Ma mère est la deuxième en bas à gauche. Hertha Gullit est celle derrière l'homme qui tient le LP. Rita Dorothy Lijkwan est à côté de lui, tenant également le disque, mère de Serge Tsai.

Avez-vous vu le documentaire "Sœurs du Suriname" ? J'ai adoré. Ma mère, Hertha Gladys Ritfeld, faisait également partie du groupe de femmes qui sont parties aux Pays-Bas pour y travailler comme infirmières. Bien qu'elle ne soit pas visible dans le documentaire, elle nous a malheureusement quittés jeune, je reconnais certaines de ses amies. Surtout Nel Kappel Stadwijk, mère d'Ettienne et de Derrick Stadwijk, fondateur de SoulNL.

J'avais déjà entendu ces histoires de voyage, de bains publics, etc. Maintenant, après avoir regardé le documentaire, je peux mieux me les représenter.

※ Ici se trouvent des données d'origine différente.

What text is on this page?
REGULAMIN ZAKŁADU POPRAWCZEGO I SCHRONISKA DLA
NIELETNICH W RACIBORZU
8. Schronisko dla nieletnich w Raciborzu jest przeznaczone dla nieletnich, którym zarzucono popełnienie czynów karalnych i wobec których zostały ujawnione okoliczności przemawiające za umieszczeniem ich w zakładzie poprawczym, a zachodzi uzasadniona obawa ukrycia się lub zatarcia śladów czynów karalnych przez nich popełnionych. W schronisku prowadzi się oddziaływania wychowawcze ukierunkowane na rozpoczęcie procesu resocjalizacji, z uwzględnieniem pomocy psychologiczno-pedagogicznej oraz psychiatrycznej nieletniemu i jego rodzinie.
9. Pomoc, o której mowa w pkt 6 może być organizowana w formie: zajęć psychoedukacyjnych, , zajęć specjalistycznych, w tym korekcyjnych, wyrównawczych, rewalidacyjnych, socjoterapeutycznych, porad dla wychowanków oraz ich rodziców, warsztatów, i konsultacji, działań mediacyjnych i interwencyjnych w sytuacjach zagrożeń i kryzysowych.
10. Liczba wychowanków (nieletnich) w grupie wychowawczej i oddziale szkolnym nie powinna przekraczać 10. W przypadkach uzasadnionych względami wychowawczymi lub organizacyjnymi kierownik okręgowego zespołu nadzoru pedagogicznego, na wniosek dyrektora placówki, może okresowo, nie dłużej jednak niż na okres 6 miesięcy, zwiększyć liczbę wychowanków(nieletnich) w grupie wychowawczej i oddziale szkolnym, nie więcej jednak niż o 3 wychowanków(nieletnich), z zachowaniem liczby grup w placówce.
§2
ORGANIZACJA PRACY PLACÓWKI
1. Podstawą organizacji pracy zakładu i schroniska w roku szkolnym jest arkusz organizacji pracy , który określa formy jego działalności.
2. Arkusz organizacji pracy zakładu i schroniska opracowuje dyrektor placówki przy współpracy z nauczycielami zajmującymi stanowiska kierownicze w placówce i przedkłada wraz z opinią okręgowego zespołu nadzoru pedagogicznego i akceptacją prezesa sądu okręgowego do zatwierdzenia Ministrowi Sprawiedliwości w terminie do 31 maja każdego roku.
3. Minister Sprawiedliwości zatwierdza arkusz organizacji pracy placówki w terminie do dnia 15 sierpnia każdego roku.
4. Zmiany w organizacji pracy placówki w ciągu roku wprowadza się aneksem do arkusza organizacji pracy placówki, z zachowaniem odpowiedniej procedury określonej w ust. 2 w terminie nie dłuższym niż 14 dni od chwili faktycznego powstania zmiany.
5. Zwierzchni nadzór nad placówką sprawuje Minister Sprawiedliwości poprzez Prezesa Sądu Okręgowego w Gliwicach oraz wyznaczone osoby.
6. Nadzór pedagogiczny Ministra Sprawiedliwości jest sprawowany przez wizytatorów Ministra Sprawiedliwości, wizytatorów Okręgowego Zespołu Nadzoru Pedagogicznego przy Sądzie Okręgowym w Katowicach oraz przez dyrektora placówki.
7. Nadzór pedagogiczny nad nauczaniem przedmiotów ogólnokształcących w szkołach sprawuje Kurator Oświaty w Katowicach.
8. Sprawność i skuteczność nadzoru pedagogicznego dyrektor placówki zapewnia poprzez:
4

Dire au revoir à sa famille et à ses amis sans savoir quand on les reverra, suivi de trois semaines de voyage en bateau vers les Pays-Bas, me semble déchirant. Je peux aussi très bien imaginer le mal du pays. Ça n'a pas dû être facile à l'époque pour une jeune fille de quitter le chaud Suriname pour les froids Pays-Bas, avec des maisons sans chauffage, sans douches, comme le racontent en riant et en pleurant les sœurs du Suriname.

Même avec la télévision, internet et les réseaux sociaux, cela peut être un choc culturel d'arriver seul dans un autre pays avec une autre culture, encore moins à cette époque.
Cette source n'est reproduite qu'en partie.